I would like to draw the attention of Borehamwood & Elstree Times readers to the desperate plight of our native hedgehog.

I would like to ask everyone who has a garden, to please help them in their struggle to survive.

These wonderful gentle creatures are becoming a rare sight nationwide and are in severe decline.

I am privileged to have a small population of hedgehogs visit my garden where I feed and care for them. Many more people are desperately needed to do the same.

Hedgehogs are struggling to find enough natural food and water as their habitat disappears.

They are being prevented from travelling between gardens where they find their insect food, by fences installed right to the ground with no gaps underneath them.

So please check your fences to ensure there are gaps below.

If not, cut small six-inch-square holes at ground level for them to pass through.

Also, a bowl of cat or dog food put out at dusk, along with a bowl of water, will go a long way to helping them.

Along with being run over, many hedgehogs are regularly injured by dogs and garden strimmers or drowned in ponds.

Do not let dogs pick up a hedgehog, many die with infected puncture wounds or worse.

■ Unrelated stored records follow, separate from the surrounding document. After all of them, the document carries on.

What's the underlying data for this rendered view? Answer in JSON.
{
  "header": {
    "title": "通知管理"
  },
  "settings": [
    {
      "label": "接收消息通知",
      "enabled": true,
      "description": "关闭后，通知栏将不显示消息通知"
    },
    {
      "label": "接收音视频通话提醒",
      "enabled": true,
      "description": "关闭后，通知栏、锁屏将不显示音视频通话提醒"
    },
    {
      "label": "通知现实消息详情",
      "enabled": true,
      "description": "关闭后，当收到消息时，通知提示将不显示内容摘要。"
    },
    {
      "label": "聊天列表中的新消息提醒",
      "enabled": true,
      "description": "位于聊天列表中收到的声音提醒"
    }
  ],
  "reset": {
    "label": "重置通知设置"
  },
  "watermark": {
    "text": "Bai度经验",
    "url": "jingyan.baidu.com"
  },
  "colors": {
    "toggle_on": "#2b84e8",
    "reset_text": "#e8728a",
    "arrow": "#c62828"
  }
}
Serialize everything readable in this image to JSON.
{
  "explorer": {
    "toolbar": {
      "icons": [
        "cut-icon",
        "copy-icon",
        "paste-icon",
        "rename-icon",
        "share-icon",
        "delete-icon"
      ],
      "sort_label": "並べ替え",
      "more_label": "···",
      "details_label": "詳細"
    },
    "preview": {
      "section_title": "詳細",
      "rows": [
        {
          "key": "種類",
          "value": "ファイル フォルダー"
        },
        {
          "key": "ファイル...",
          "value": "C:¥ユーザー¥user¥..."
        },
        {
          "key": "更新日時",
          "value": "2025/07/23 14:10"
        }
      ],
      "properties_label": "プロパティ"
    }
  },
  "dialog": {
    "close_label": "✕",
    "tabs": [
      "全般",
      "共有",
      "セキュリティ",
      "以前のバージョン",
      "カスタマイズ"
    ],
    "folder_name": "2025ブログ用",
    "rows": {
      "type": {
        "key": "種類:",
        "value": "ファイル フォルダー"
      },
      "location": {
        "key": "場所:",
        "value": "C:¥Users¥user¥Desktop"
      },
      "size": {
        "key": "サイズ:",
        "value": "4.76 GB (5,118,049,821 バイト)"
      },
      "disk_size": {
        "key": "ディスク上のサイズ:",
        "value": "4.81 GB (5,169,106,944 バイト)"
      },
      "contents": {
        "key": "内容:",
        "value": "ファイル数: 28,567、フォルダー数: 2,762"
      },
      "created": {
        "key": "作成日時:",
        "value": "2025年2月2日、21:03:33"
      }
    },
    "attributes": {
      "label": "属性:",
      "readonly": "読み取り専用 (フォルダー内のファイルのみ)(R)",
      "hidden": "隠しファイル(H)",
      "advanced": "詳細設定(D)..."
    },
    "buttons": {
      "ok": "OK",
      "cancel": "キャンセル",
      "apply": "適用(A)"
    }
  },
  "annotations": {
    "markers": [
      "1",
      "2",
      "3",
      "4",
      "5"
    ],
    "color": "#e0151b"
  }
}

Take care when gardening and check long grass before mowing and strimming.

Also make sure hedgehogs have a way of climbing out of your garden pond if they fall in.

These are small steps to take, but if we all take them together, we can boost our native hedgehog population.

Some people worry about a hedgehog having fleas (they mostly don’t). If they do, they are “host specific” fleas, which means they will not live on you, your cat or dog.

Hedgehogs are our oldest mammals, so please help them.